Il comandante Calamai, da otto ore in plancia, intuisce che l’Andrea Doria è perduta: inclinata di 19° sul lato destro, si “accascia” lentamente ma inesorabilmente. Tre compartimenti stagni fuori uso: quello sotto l’aletta di plancia, dilaniato fino al ponte passeggiata, è completamente allagato; i due adiacenti, il locale diesel-dinamo e la stiva 2 sono in fase di rapido allagamento. Le urgenze sono molteplici: assicurare il funzionamento di tutti i servizi essenziali; esaurire tutti i locali allagati, garantire il funzionamento delle motrici principali per eventuali manovre e riequilibrare, per quanto possibile, la nave. Si fa strada l’ipotesi di condurre il transatlantico sino alle secche di Nantucket per incagliarlo ma i rischi per i passeggeri e l’equipaggio sarebbero troppo elevati causa l’inclinazione. Calamai impartisce tre ordini in successione: lanciare l’SOS, radunare tutti i passeggeri nei punti di raccolta dopo aver fatto indossare loro i giubbotti di salvataggio, tenersi pronti a calare le scialuppe di dritta, le uniche utilizzabili. Quelle di babordo, non possono essere utilizzate perché striscerebbero sulla fiancata della nave.

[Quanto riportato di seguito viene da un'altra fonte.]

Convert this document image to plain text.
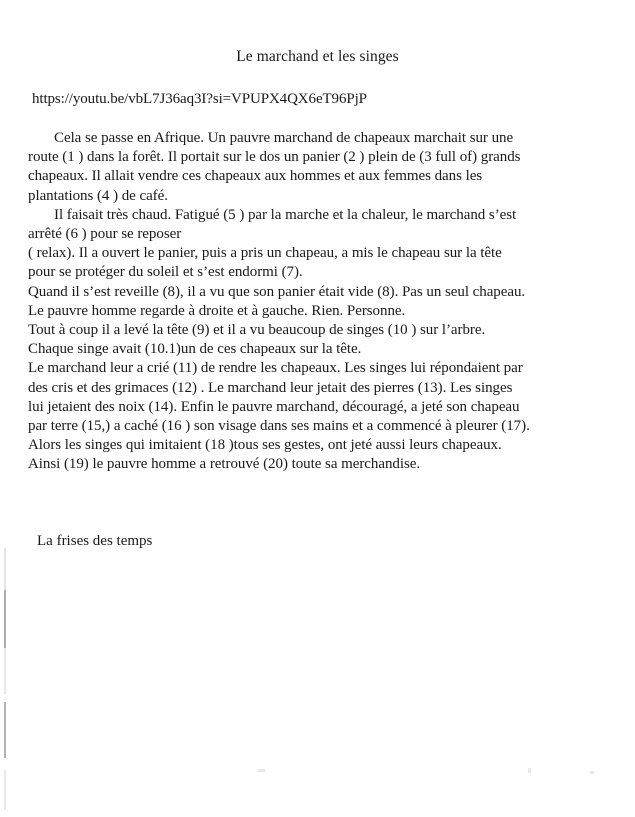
Le marchand et les singes
https://youtu.be/vbL7J36aq3I?si=VPUPX4QX6eT96PjP
Cela se passe en Afrique. Un pauvre marchand de chapeaux marchait sur une
route (1 ) dans la forêt. Il portait sur le dos un panier (2 ) plein de (3 full of) grands
chapeaux. Il allait vendre ces chapeaux aux hommes et aux femmes dans les
plantations (4 ) de café.
Il faisait très chaud. Fatigué (5 ) par la marche et la chaleur, le marchand s’est
arrêté (6 ) pour se reposer
( relax). Il a ouvert le panier, puis a pris un chapeau, a mis le chapeau sur la tête
pour se protéger du soleil et s’est endormi (7).
Quand il s’est reveille (8), il a vu que son panier était vide (8). Pas un seul chapeau.
Le pauvre homme regarde à droite et à gauche. Rien. Personne.
Tout à coup il a levé la tête (9) et il a vu beaucoup de singes (10 ) sur l’arbre.
Chaque singe avait (10.1)un de ces chapeaux sur la tête.
Le marchand leur a crié (11) de rendre les chapeaux. Les singes lui répondaient par
des cris et des grimaces (12) . Le marchand leur jetait des pierres (13). Les singes
lui jetaient des noix (14). Enfin le pauvre marchand, découragé, a jeté son chapeau
par terre (15,) a caché (16 ) son visage dans ses mains et a commencé à pleurer (17).
Alors les singes qui imitaient (18 )tous ses gestes, ont jeté aussi leurs chapeaux.
Ainsi (19) le pauvre homme a retrouvé (20) toute sa merchandise.
La frises des temps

Sull’Andrea Doria, il panico satura i locali insieme al fumo che sale dalle stive. I passeggeri si affollano nei corridoi cercando una via di fuga, si accalcano al bureau del Commissario di Bordo rivendicando i valori deposti nelle cassette di sicurezza. Il personale di bordo dà prova di straordinaria professionalità, contribuendo a mantenere una relativa tranquillità tra il pubblico nonostante la nave continui ad accasciarsi e l’acqua, a salire.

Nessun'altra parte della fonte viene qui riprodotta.